I grew up in a very rural farming community in western Pennsylvania, coming from a 6th generation farming family. I always felt different and misunderstood, as I was emotional and sensitive, and later in life realized I was a homosexual. This identity did not bode well in my community and I fled as soon as high school was over. As I fumbled through my twenties looking everywhere other than within for validation and love, I found myself in a reoccurring nightmare of sadness and emptiness. I kept running from city to city, job to job, relationship to relationship, still feeling empty inside.
In October of 2009 I received a phone call that my Grandmother, who had raised me most of my life as a single parent, was declining rapidly in her battle with cancer and needed in home care.

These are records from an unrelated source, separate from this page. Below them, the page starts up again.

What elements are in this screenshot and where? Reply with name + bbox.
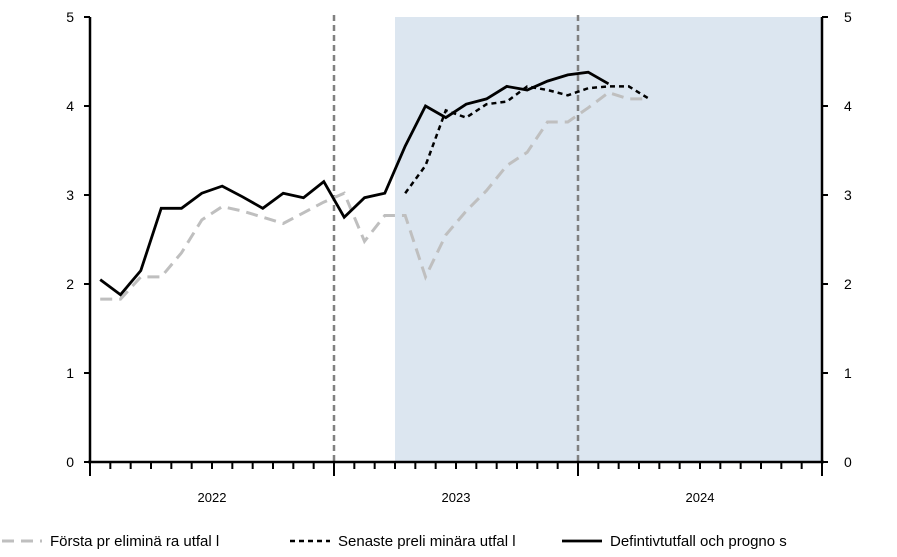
legend-item-definitive-and-forecast: Defintivtutfall och progno s [560,530,787,552]
series-line-2 [99,70,610,297]
left-y-tick-label: 0 [66,454,74,470]
left-y-tick-label: 4 [66,98,74,114]
legend-swatch-black-dotted [288,530,332,552]
legend-swatch-black-solid [560,530,604,552]
left-y-tick-label: 2 [66,276,74,292]
right-y-tick-label: 5 [844,9,852,25]
left-y-tick-label: 3 [66,187,74,203]
line-chart: 0 1 2 3 4 5 0 1 2 3 4 5 2022 2023 2024 [66,9,852,505]
series-lines [99,70,650,301]
right-y-tick-label: 0 [844,454,852,470]
series-line-1 [404,85,650,194]
legend-label: Första pr eliminä ra utfal l [50,532,220,550]
axes: 0 1 2 3 4 5 0 1 2 3 4 5 2022 2023 2024 [66,9,852,505]
x-tick-label: 2022 [198,490,227,505]
shaded-forecast-region [395,17,822,462]
right-y-tick-label: 2 [844,276,852,292]
left-y-tick-label: 5 [66,9,74,25]
shaded-region [395,17,822,462]
legend: Första pr eliminä ra utfal l Senaste pre… [0,530,897,552]
x-tick-label: 2023 [442,490,471,505]
left-y-tick-label: 1 [66,365,74,381]
legend-swatch-gray-dashed [0,530,44,552]
series-line-0 [100,90,650,301]
legend-label: Senaste preli minära utfal l [338,532,516,550]
vertical-reference-lines [332,15,580,462]
x-tick-label: 2024 [686,490,715,505]
legend-item-latest-preliminary: Senaste preli minära utfal l [288,530,516,552]
right-y-tick-label: 1 [844,365,852,381]
right-y-tick-label: 4 [844,98,852,114]
legend-label: Defintivtutfall och progno s [610,532,787,550]
legend-item-first-preliminary: Första pr eliminä ra utfal l [0,530,219,552]
right-y-tick-label: 3 [844,187,852,203]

I dropped my shambles of a life and moved in to care for her. Through those last four months of her life, I was able to heal our wounds and assure her that I would be ok in this world without her. She was so worried, as she had been my savior throughout my life. She passed in my arms Christmas day in 2009 and I left for California in January of 2010. I relinquished all of my belongings other than a box of photos and mementos, a suitcase of clothing, and a Trek mountain bike, and flew across country for an unknown, yet exciting fresh start on life.
After Working most of my adult life in corporate restaurant companies and feeling comfortable in that world, I found work in LA in a starting restaurant company. I worked for this company for two years and quickly advanced to become a Regional Manager. After seeing my success in their LA-market they brought me to the Bay Area to do the same with their struggling Bay area locations. It was through this experience I was able to obtain an even more important role in a San Francisco tea company. I had become a Director of Operations. Again, back in the cycle of external solution seeking rather than self-connection and a heart led mind. After achieving this long sought-after professional status and income, I thought I had finally arrived. I was in this role for about 9 months before being introduced to the Hoffman Process.

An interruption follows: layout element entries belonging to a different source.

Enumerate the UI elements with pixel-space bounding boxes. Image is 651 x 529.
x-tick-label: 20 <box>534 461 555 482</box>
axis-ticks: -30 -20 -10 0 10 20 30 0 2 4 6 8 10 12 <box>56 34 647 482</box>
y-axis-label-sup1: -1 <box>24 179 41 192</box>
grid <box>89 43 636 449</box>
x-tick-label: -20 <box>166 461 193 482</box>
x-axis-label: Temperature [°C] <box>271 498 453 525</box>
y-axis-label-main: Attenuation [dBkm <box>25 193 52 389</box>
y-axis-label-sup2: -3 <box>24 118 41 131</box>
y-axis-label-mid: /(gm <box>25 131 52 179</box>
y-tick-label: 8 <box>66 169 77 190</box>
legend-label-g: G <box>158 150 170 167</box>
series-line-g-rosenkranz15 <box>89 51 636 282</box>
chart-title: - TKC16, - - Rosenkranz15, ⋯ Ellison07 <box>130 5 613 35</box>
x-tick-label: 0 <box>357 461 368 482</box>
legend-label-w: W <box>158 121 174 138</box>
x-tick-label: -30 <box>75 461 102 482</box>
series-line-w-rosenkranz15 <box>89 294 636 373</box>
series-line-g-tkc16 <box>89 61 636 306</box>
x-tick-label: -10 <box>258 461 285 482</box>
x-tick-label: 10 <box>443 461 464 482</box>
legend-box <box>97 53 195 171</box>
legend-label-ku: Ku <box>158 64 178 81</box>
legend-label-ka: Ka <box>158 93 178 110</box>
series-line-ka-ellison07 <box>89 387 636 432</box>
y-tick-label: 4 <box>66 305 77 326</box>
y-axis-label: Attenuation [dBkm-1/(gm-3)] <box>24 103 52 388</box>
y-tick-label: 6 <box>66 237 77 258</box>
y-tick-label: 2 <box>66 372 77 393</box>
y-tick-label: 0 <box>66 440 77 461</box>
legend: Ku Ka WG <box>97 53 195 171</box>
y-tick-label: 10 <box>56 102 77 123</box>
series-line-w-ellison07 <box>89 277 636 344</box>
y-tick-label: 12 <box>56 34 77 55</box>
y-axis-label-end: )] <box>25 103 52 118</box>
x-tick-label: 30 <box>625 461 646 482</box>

In January of 2017 I attended the Hoffman Process. In this experience I was able to connect my intellect to my heart in a way I had never known before. I was finally able to have a connection to self, a connection that was strengthened through self-love, self-compassion and self-forgiveness. As I result of this new-found connection to myself and Spirit, I found the courage to marry the man of my dreams, and begin a journey in life that has been heart led. I resigned in January of 2018 from the Director position, I took a significant salary cut and mourned the loss of the status that I was hiding behind. I trusted my intuition and trusted that Spirit would provide my next steps. Within 2 weeks of my leaving that job, I became aware of an opening at The Hoffman Institute. I interviewed and began working at the Institute in March of 2018, as an Enrollment Counselor. Taking this step was frightening, yet I knew it was the right path.

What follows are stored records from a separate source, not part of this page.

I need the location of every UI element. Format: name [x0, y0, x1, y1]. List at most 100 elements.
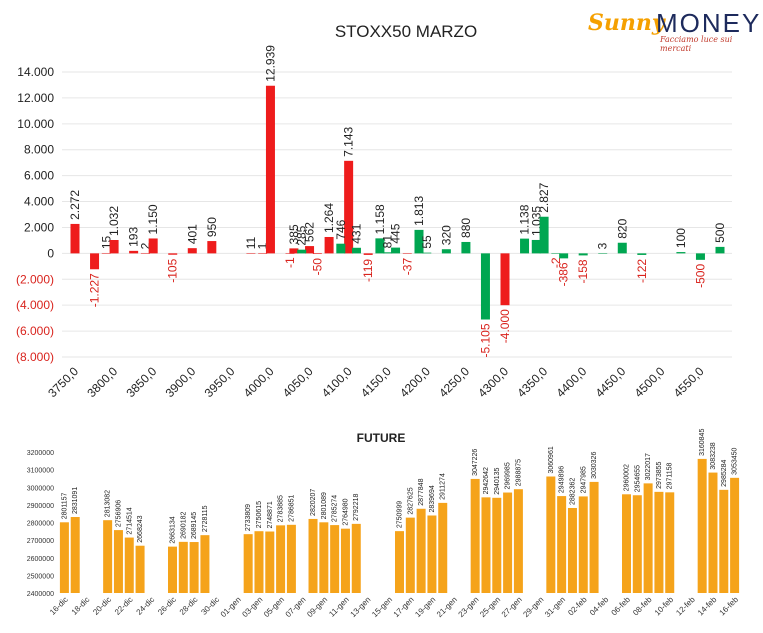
future-x-tick-label: 26-dic: [156, 595, 178, 617]
future-x-tick-label: 12-feb: [674, 595, 697, 618]
brand-logo: Sunny MONEY Facciamo luce sui mercati: [588, 8, 762, 53]
future-x-tick-label: 06-feb: [610, 595, 633, 618]
future-bar: [567, 507, 577, 593]
future-title: FUTURE: [357, 431, 406, 445]
future-data-label: 2689145: [191, 512, 198, 539]
data-label: 562: [303, 222, 317, 242]
data-label: -1.227: [88, 273, 102, 307]
future-data-label: 2783885: [278, 495, 285, 522]
chart-title: STOXX50 MARZO: [335, 22, 477, 41]
put-bar: [391, 247, 401, 254]
future-bar: [340, 528, 350, 593]
call-bar: [187, 248, 197, 254]
data-label: 1.032: [107, 206, 121, 236]
future-data-label: 2960002: [624, 464, 631, 491]
call-bar: [363, 253, 373, 255]
data-label: -37: [400, 258, 414, 276]
data-label: -386: [557, 262, 571, 286]
future-bar: [513, 489, 523, 593]
y-tick-label: 4.000: [24, 195, 54, 209]
logo-sunny-text: Sunny: [588, 10, 665, 36]
data-label: 431: [349, 223, 363, 243]
future-y-tick-label: 3000000: [27, 485, 54, 492]
future-data-label: 2663134: [170, 516, 177, 543]
put-bar: [480, 253, 490, 320]
data-label: 445: [389, 223, 403, 243]
future-bar: [276, 525, 286, 593]
data-label: -105: [166, 258, 180, 282]
put-bar: [520, 238, 530, 254]
future-x-tick-label: 16-dic: [48, 595, 70, 617]
put-bar: [461, 241, 471, 254]
future-data-label: 2801089: [321, 492, 328, 519]
put-bar: [422, 252, 432, 254]
logo-money-text: MONEY: [656, 8, 762, 38]
call-bar: [140, 253, 150, 254]
y-tick-label: 8.000: [24, 143, 54, 157]
call-bar: [70, 223, 80, 254]
call-bar: [90, 253, 100, 270]
future-bar: [427, 515, 437, 593]
data-label: 1.813: [412, 196, 426, 226]
put-bar: [375, 238, 385, 254]
x-tick-label: 4550,0: [671, 364, 707, 400]
future-x-tick-label: 23-gen: [457, 595, 481, 619]
future-bar: [330, 525, 340, 593]
future-bar: [319, 522, 329, 593]
x-tick-label: 4000,0: [241, 364, 277, 400]
data-label: 2.272: [68, 190, 82, 220]
future-bar: [286, 524, 296, 593]
put-bar: [637, 253, 647, 255]
future-data-label: 3047226: [472, 449, 479, 476]
y-tick-label: (6.000): [16, 324, 54, 338]
future-data-label: 2690182: [180, 511, 187, 538]
data-label: 385: [287, 224, 301, 244]
future-data-label: 2969985: [505, 462, 512, 489]
call-bar: [285, 253, 295, 254]
future-bar: [168, 546, 177, 593]
future-data-label: 2733809: [245, 504, 252, 531]
future-data-label: 2971158: [667, 462, 674, 489]
future-x-tick-label: 15-gen: [370, 595, 394, 619]
data-label: 1.138: [518, 204, 532, 234]
call-bar: [109, 239, 119, 254]
data-label: 1: [256, 242, 270, 249]
data-label: 746: [334, 219, 348, 239]
y-tick-label: 2.000: [24, 220, 54, 234]
future-bar: [589, 481, 599, 593]
future-data-label: 2801157: [61, 492, 68, 519]
call-bar: [168, 253, 178, 255]
x-tick-label: 4050,0: [280, 364, 316, 400]
data-label: 100: [674, 228, 688, 248]
future-x-tick-label: 10-feb: [653, 595, 676, 618]
future-bar: [70, 517, 80, 593]
future-data-label: 3053450: [732, 447, 739, 474]
data-label: -500: [693, 264, 707, 288]
put-bar: [383, 252, 393, 254]
call-bar: [289, 248, 299, 254]
call-bar: [265, 85, 275, 254]
future-y-tick-label: 3200000: [27, 450, 54, 457]
future-y-tick-label: 2700000: [27, 538, 54, 545]
data-label: -50: [310, 258, 324, 276]
future-bar: [308, 518, 318, 593]
y-tick-label: 12.000: [17, 91, 54, 105]
data-label: 1.150: [146, 204, 160, 234]
x-tick-label: 3850,0: [123, 364, 159, 400]
future-bar: [189, 542, 199, 593]
x-tick-label: 4150,0: [358, 364, 394, 400]
options-open-interest-chart: STOXX50 MARZO14.00012.00010.0008.0006.00…: [16, 22, 732, 400]
future-data-label: 2882362: [569, 478, 576, 505]
future-x-tick-label: 05-gen: [262, 595, 286, 619]
y-tick-label: (8.000): [16, 350, 54, 364]
data-label: 950: [205, 217, 219, 237]
y-tick-label: 10.000: [17, 117, 54, 131]
data-label: -4.000: [498, 309, 512, 343]
future-bar: [665, 492, 675, 593]
y-tick-label: 14.000: [17, 65, 54, 79]
future-y-tick-label: 2900000: [27, 503, 54, 510]
data-label: 285: [295, 225, 309, 245]
put-bar: [441, 249, 451, 254]
future-x-tick-label: 17-gen: [392, 595, 416, 619]
put-bar: [297, 249, 307, 254]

My intuition has become very clear and a guiding force in my life today. I am grateful for what continues to open up for me as I stay in the light of Spirit. I envision my life being full of love and joy as I use my gift of intuition to help others heal from trauma and suffering. I see myself creating a holistic healing center that fosters personal growth, strengthening of our intuitive selves, and universal connection. I have been gratefully accepted to be part of the John F. Kennedy University community and the prestige and connectedness that this community offers. I am asking for your help in manifesting this dream into reality, because I am serious about following my heart and bringing my visions to life, and I cannot afford to do it on my own. Thank you for your believing in me and supporting my goals.